У них был свой язык. Когда сосед расходился совсем не вовремя, баба Клава брала ложку и стучала по переборке два раза. Это значило «угомонись, ночь». Сосед всегда отвечал. Стукнет в ответ два раза, тихо, и затихнет. Это значило «понял, извини». Они переговаривались так годами и ни разу не встретились в коридоре, чтобы узнать друг друга в лицо. А может, и встречались, да не знали, что это они.

Иногда баба Клава думала, что хорошо бы переехать от этого стука. Но переезжать на корабле было некуда, и она оставалась, и сосед оставался, и стул его всё разваливался, и он всё его чинил.

А потом стук прекратился.

Не в один день. Сначала баба Клава заметила, что сосед стал тише есть. Потом, что он почти не разговаривает сам с собой. Потом, что утренний кашель идёт реже и слабее. Она не сразу поняла, что прислушивается. Просто в какой-то вечер она поймала себя на том, что лежит и ждёт привычного тук-тук-тук, а его нет. И на следующий вечер нет. И стул молчит, и койка скрипит редко, и за стеной стало так тихо, как не было двадцать восемь лет.

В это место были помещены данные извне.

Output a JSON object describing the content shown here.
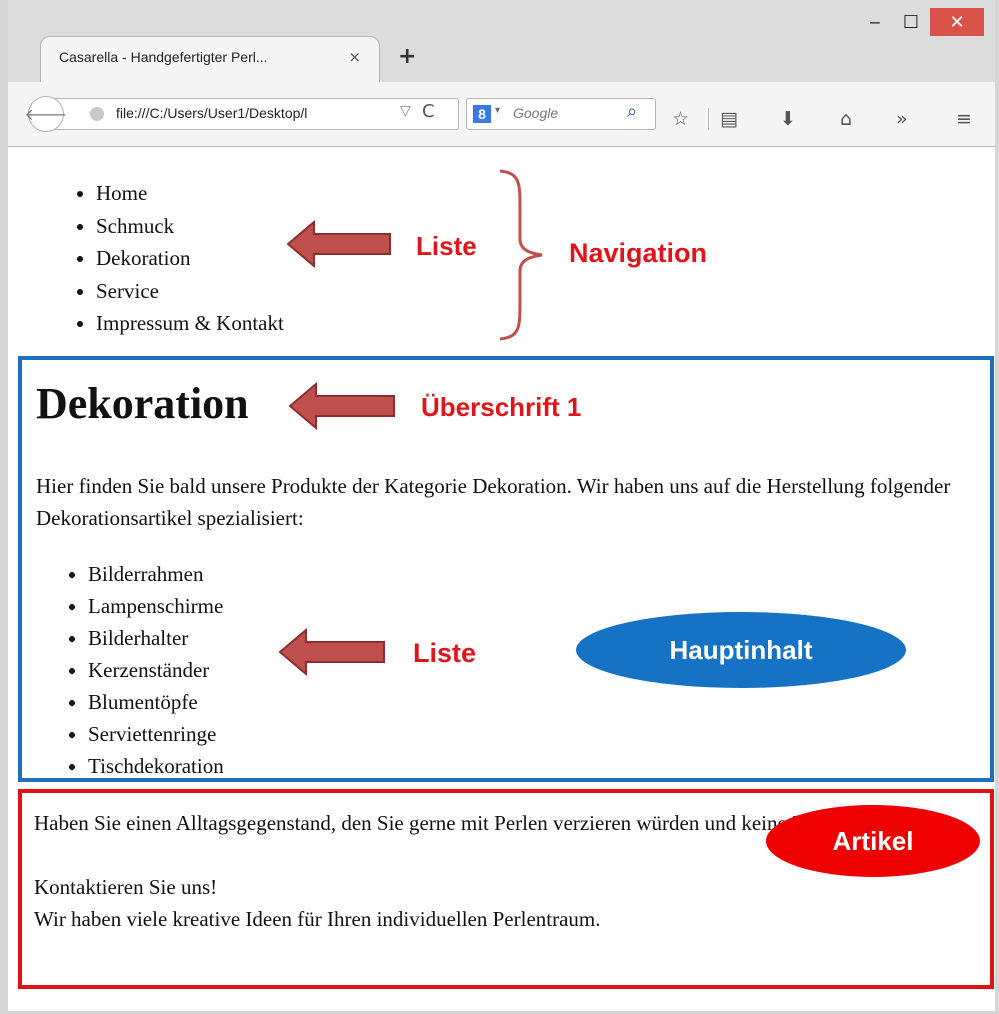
{
  "browser": {
    "tab_title": "Casarella - Handgefertigter Perl...",
    "tab_close": "×",
    "new_tab": "+",
    "window": {
      "minimize": "‒",
      "maximize": "☐",
      "close": "✕"
    },
    "url": "file:///C:/Users/User1/Desktop/l",
    "url_dropdown": "▽",
    "reload": "C",
    "search_engine_letter": "8",
    "search_dropdown": "▾",
    "search_placeholder": "Google",
    "icons": [
      "star-icon",
      "reading-list-icon",
      "download-icon",
      "home-icon",
      "overflow-icon",
      "menu-icon"
    ]
  },
  "page": {
    "nav_items": [
      "Home",
      "Schmuck",
      "Dekoration",
      "Service",
      "Impressum & Kontakt"
    ],
    "heading": "Dekoration",
    "intro": "Hier finden Sie bald unsere Produkte der Kategorie Dekoration. Wir haben uns auf die Herstellung folgender Dekorationsartikel spezialisiert:",
    "products": [
      "Bilderrahmen",
      "Lampenschirme",
      "Bilderhalter",
      "Kerzenständer",
      "Blumentöpfe",
      "Serviettenringe",
      "Tischdekoration"
    ],
    "article_line1": "Haben Sie einen Alltagsgegenstand, den Sie gerne mit Perlen verzieren würden und keine Idee wie?",
    "article_line2": "Kontaktieren Sie uns!",
    "article_line3": "Wir haben viele kreative Ideen für Ihren individuellen Perlentraum."
  },
  "annotations": {
    "liste_nav": "Liste",
    "navigation": "Navigation",
    "ueberschrift": "Überschrift 1",
    "liste_main": "Liste",
    "hauptinhalt": "Hauptinhalt",
    "artikel": "Artikel",
    "colors": {
      "red": "#e0141b",
      "blue": "#1f6fc0",
      "arrow": "#c0504d"
    }
  }
}
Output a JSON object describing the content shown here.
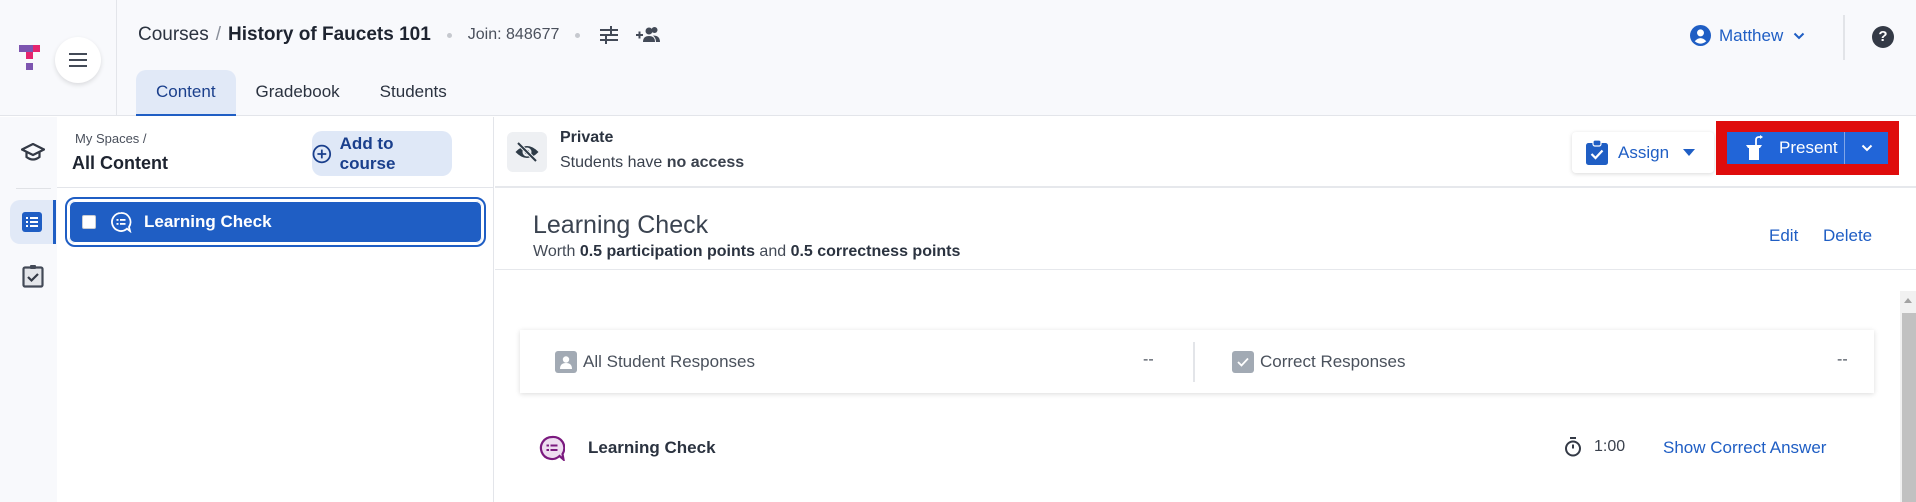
{
  "header": {
    "breadcrumb_root": "Courses",
    "breadcrumb_sep": "/",
    "course_title": "History of Faucets 101",
    "join_code": "Join: 848677",
    "tabs": [
      {
        "label": "Content",
        "active": true
      },
      {
        "label": "Gradebook",
        "active": false
      },
      {
        "label": "Students",
        "active": false
      }
    ],
    "user_name": "Matthew",
    "help_glyph": "?"
  },
  "rail": {
    "items": [
      {
        "icon": "graduation-cap-icon",
        "active": false
      },
      {
        "icon": "list-icon",
        "active": true
      },
      {
        "icon": "clipboard-check-icon",
        "active": false
      }
    ]
  },
  "list_panel": {
    "crumb": "My Spaces /",
    "title": "All Content",
    "add_button": "Add to course",
    "items": [
      {
        "label": "Learning Check",
        "selected": true,
        "checked": false
      }
    ]
  },
  "status": {
    "title": "Private",
    "sub_prefix": "Students have ",
    "sub_bold": "no access"
  },
  "actions": {
    "assign": "Assign",
    "present": "Present"
  },
  "item": {
    "title": "Learning Check",
    "worth_prefix": "Worth ",
    "participation": "0.5 participation points",
    "worth_mid": " and ",
    "correctness": "0.5 correctness points",
    "edit": "Edit",
    "delete": "Delete"
  },
  "responses": {
    "all_label": "All Student Responses",
    "all_value": "--",
    "correct_label": "Correct Responses",
    "correct_value": "--"
  },
  "question": {
    "label": "Learning Check",
    "time": "1:00",
    "show_answer": "Show Correct Answer"
  },
  "colors": {
    "accent": "#1f5ec4",
    "present_bg": "#2165d8",
    "highlight_frame": "#df0c0c",
    "logo_purple": "#7d55b0",
    "logo_pink": "#e5256e",
    "question_icon": "#7b1a7f"
  }
}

Тишина оказалась хуже стука.

На третий вечер баба Клава не выдержала, встала, взяла ложку и постучала по переборке два раза. Не «угомонись». Просто чтобы он отозвался. Чтобы стукнул в ответ, как всегда.

Сосед не ответил.

Она постучала ещё раз, сильнее. Подождала, прижав ухо к холодному металлу. За стеной было тихо. Не пусто, нет. Там кто-то был, она чувствовала, что был, но он не отвечал, и от этого внутри у неё похолодело.

Баба Клава оделась и пошла.

Тут выяснилась глупая вещь: она не знала точно, где его дверь. Через стену знала всё, а с какой стороны заходить, не знала. Пришлось считать каюты по коридору, прикидывать, чья переборка с её граничит. Она дошла до двери, которая по счёту выходила к её стене, и постучала. Теперь уже не ложкой, а рукой.

Дверь открылась не сразу.

Сосед оказался невысоким сухим стариком с седой щетиной, в растянутой кофте, и смотрел на неё без узнавания. Они и правда никогда не виделись вблизи.

— Вы чего? — спросил он.

— Я с той стороны, соседка. Стучу вам, стучу, вы не отвечаете, думала, случилось что, — сказала баба Клава и показала на стену.

Старик помолчал, будто переваривал, что стена, в которую он стучал столько лет, оказывается, имеет лицо и пришла.

— Не случилось. Так, сил нет, лежу больше, — сказал он наконец.

Он не звал её внутрь, но и не закрывал дверь, и баба Клава, не спрашивая, протиснулась мимо него в каюту. Каюта была как её, маленькая, на одного. Койка, стол, полка. И в углу стоял тот самый стул, раскладной, старый, и было видно сразу, что он опять разболтан, ножка ходит, и его давно не трогали.

— Чего стул не чините? — спросила она, сама не зная зачем.

Старик усмехнулся, и в усмешке мелькнуло что-то живое.

— А вы его, выходит, слышали.

— Двадцать восемь лет слышала. Сама не своя была от вашего тук-тук, — сказала баба Клава.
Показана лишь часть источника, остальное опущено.